PARA ARAŞTIRMA/ ESİN ÇETİNEL Son yılların tartışmasız en popüler yatırım aracı haline gelen altın, bu yılda gerek yurt içi gerekse yurt dışında göz kamaştırmaya devam ediyor. Uluslararası piyasalarda altının ons’unda çok büyük oranlı hareket yaşanmamasına karşın yılbaşına göre TL’nin dolar karşısında kan kaybına bağlı olarak gram altın alanlar ise yine çok karlı çıktı. Yaklaşık dört ayda gram altına yatırım yapanlar yüzde 30’un üzerinde getiri elde etti. Ve birçok yatırım aracının aksine altın yatırımcısına enflasyonun oldukça üzerinde getiri sağladı.

Hatırlarsanız, yılbaşından bu yana gerek yurt içi, gerekse yurt dışında oldukça hareketli günler yaşandı. Dünyanın en büyük ekonomilerinde merkez bankaları ardı ardına faiz artırımına gidip, enflasyonla mücadeleyi önceliklendirmesine rağmen ons altın beklentilerin aksine gücünü korudu. Hatta geçtiğimiz haftalarda güçlü direnç denen 2.000 dolarlar seviyesini de zorladı. Bu güçlü duruşta özellikle Rusya Ukrayna savaşı ve yatırımcıların tüm dünyada yükselen enflasyondan korunma içgüdüsü çok etkili oldu. Tabii bu arada faiz artırımı konusunda ülkelerin aceleci davranmaması da bu talebi körükledi.

Uzmanlara göre, yakın dönemde bu yukarıda saydığımız nedenlerde önemli bir değişiklik gözlenmemesi durumunda altının ons bazında fiyatı 2.000 hatta 2.100 dolar seviyelerine kadar yükselecek.

GRAM DOLARA BAĞLI

İç piyasada ise fiyatlar, iki önemli değişken olan ons altın ve Dolar/TL kuruna göre belirleniyor. Bu iki değişkene göre rotasını belirleyecek olan gram altına ilişkin yakın dönem tahminleri ise çok hızlı olmasa da fiyat yükselişinin korunacağı yönünde. Kısa vadede kamu otoritesinin kararlı tutumu nedeniyle Dolar/TL kurunda çok sert bir yükseliş beklenmemesine karşın, gram altında yakın dönemde 1.000 TL hatta 1.100 TL’ye kadar yükseliş görüleceği görüşü hakim.

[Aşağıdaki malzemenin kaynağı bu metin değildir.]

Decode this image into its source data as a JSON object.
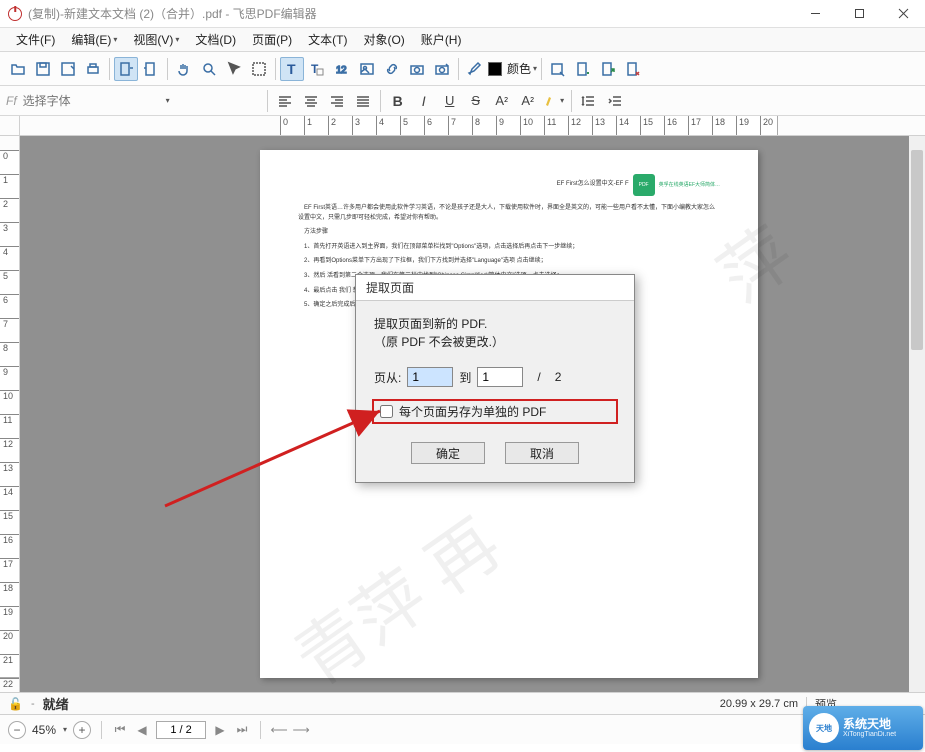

Tabii bu tahminler yakın dönem için geçerli. Altın uzmanları ise, altın yatırımının orta ve uzun vadeli olduğunu hatırlatıp, orta vadeli düşünenlerin yine önemli getiriler elde edebileceğini hatırlatıyor…

İşte yakın dönem için temkinli tahminlerde bulunan altın uzmanlarının ons ve gram altın tahminleri…

KISA VADEDE CAZİP DEĞİL

Global MD Portföy Genel Müdürü Barış Subasar, ons bazında altın için 2.000 dolar seviyesinin ara bir direnç olduğunu ve 2.075 seviyesi geçilmedikçe önemli bir yükseliş potansiyeli bulunmadığı görüşünde. Uygulanan politikalar sebebiyle döviz fiyatlarında oluşan baskının gram altın fiyatını etkilemeye devam edeceğini savunan Subasar, “Bu nedenle gram altında 900 -970 bandındaki hareketin devamını bekliyorum” diyor.

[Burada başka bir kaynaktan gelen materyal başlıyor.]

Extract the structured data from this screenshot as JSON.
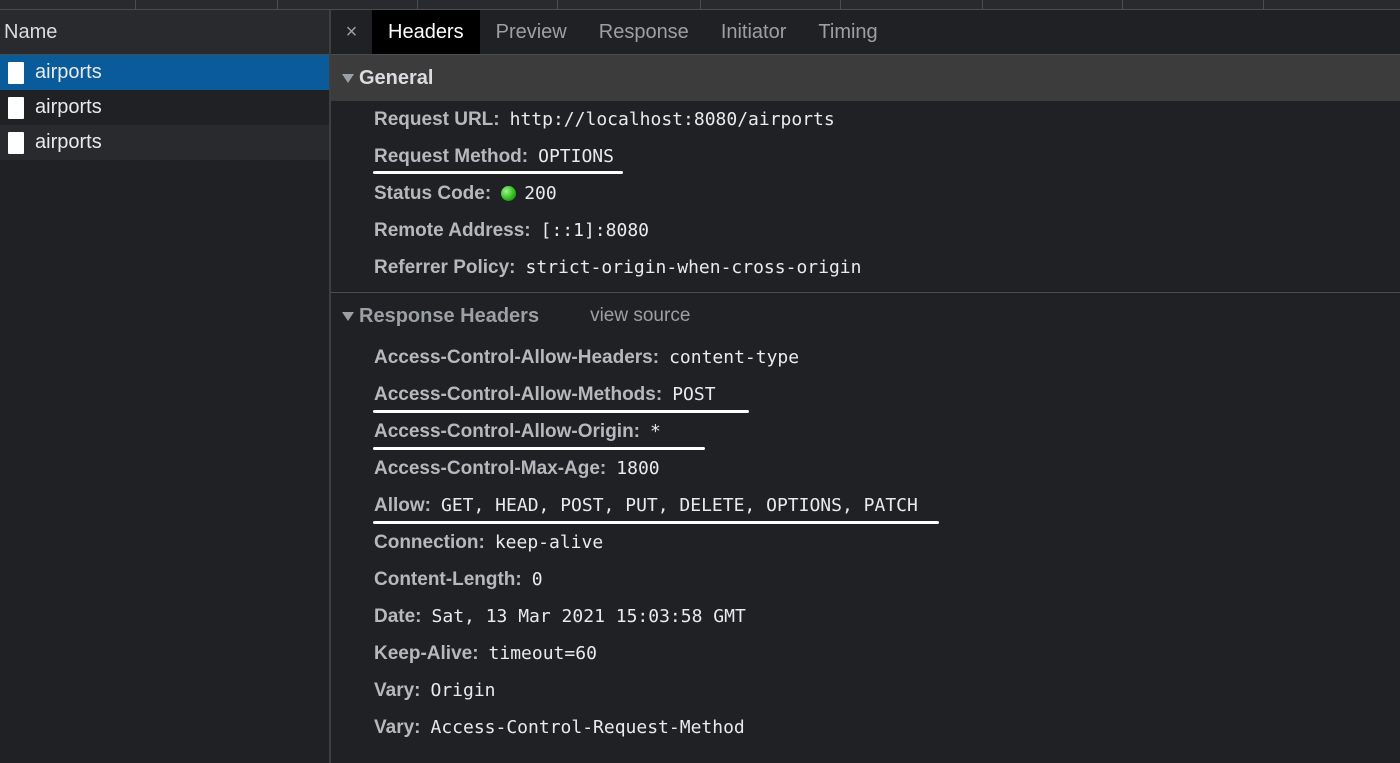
{
  "left_panel": {
    "header": "Name",
    "requests": [
      {
        "label": "airports"
      },
      {
        "label": "airports"
      },
      {
        "label": "airports"
      }
    ]
  },
  "tabs": {
    "close": "×",
    "items": [
      "Headers",
      "Preview",
      "Response",
      "Initiator",
      "Timing"
    ]
  },
  "general": {
    "title": "General",
    "rows": [
      {
        "key": "Request URL:",
        "value": "http://localhost:8080/airports"
      },
      {
        "key": "Request Method:",
        "value": "OPTIONS"
      },
      {
        "key": "Status Code:",
        "value": "200"
      },
      {
        "key": "Remote Address:",
        "value": "[::1]:8080"
      },
      {
        "key": "Referrer Policy:",
        "value": "strict-origin-when-cross-origin"
      }
    ]
  },
  "response_headers": {
    "title": "Response Headers",
    "view_source": "view source",
    "rows": [
      {
        "key": "Access-Control-Allow-Headers:",
        "value": "content-type"
      },
      {
        "key": "Access-Control-Allow-Methods:",
        "value": "POST"
      },
      {
        "key": "Access-Control-Allow-Origin:",
        "value": "*"
      },
      {
        "key": "Access-Control-Max-Age:",
        "value": "1800"
      },
      {
        "key": "Allow:",
        "value": "GET, HEAD, POST, PUT, DELETE, OPTIONS, PATCH"
      },
      {
        "key": "Connection:",
        "value": "keep-alive"
      },
      {
        "key": "Content-Length:",
        "value": "0"
      },
      {
        "key": "Date:",
        "value": "Sat, 13 Mar 2021 15:03:58 GMT"
      },
      {
        "key": "Keep-Alive:",
        "value": "timeout=60"
      },
      {
        "key": "Vary:",
        "value": "Origin"
      },
      {
        "key": "Vary:",
        "value": "Access-Control-Request-Method"
      }
    ]
  },
  "colors": {
    "selected_row": "#0a5b99",
    "status_ok": "#2ab517"
  }
}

Döviz fiyatlarında oluşan baskı sebebiyle kısa vadede altın yatırımını önermeyen Barış Subasar, uzun vadeli yatırımcıların ise portföylerinin yüzde 15-20’sini altına dayalı ürünlerde değerlendirmeye devam edebileceğine dikkat çekiyor. Subasar’a göre, alım-satım kolaylığı sebebiyle altına dayalı borsa yatırım fonları tercih edilebilir.

“ONS İZLENECEK”

İş Portföy Araştırma Bölümü Müdürü Hande Şekerci‘ye göre, kısa vadede Rusya Ukrayna savaşının da etkisiyle altın kuvvetli kalacak. Ağustos 2020’de COVID-19 kaynaklı endişelerle ons bazında 2.000 doları aşan altın fiyatlarının Mayıs 2021-Mart 2022 döneminde 1.800-1.950 dolar bandında dalgalandığını hatırlatan Hande Şekerci, yakın dönem beklentisini şöyle özetliyor;

“FED’in ekonomik durgunluğa neden olmadan hızlı bir sıkılaşma yaparak enflasyonu baskılamasının mümkün olmadığına dair görüşler, ABD ekonomisinin önümüzdeki iki yıl içinde resesyona girebileceği endişelerine yol açıyor ve getiri eğrisi zaman zaman bu ihtimali fiyatlıyor. Mart ayı içinde reel faizlerdeki artışa rağmen, ‘stagflasyon’ oluşabileceği endişelerinin belirmesi ve barış görüşmelerinde fazla yol katedilememesi, altının 2020’den bu yana görülmeyen 2.000 doları aşmasına neden oldu. Savaşın sürmesi ile kısa vadede altın için olumlu momentumun korunabileceğini düşünüyoruz.

Daha uzun vadede ABD’de FED’in planladığı faiz artırımlarının da etkisiyle reel faizlerin yükselecek olması, küresel enflasyonun 2023’ten itibaren normalleşeceğinin öngörülmesi gibi nedenlerle altının daha dar bir bant içine oturması mümkün görünüyor.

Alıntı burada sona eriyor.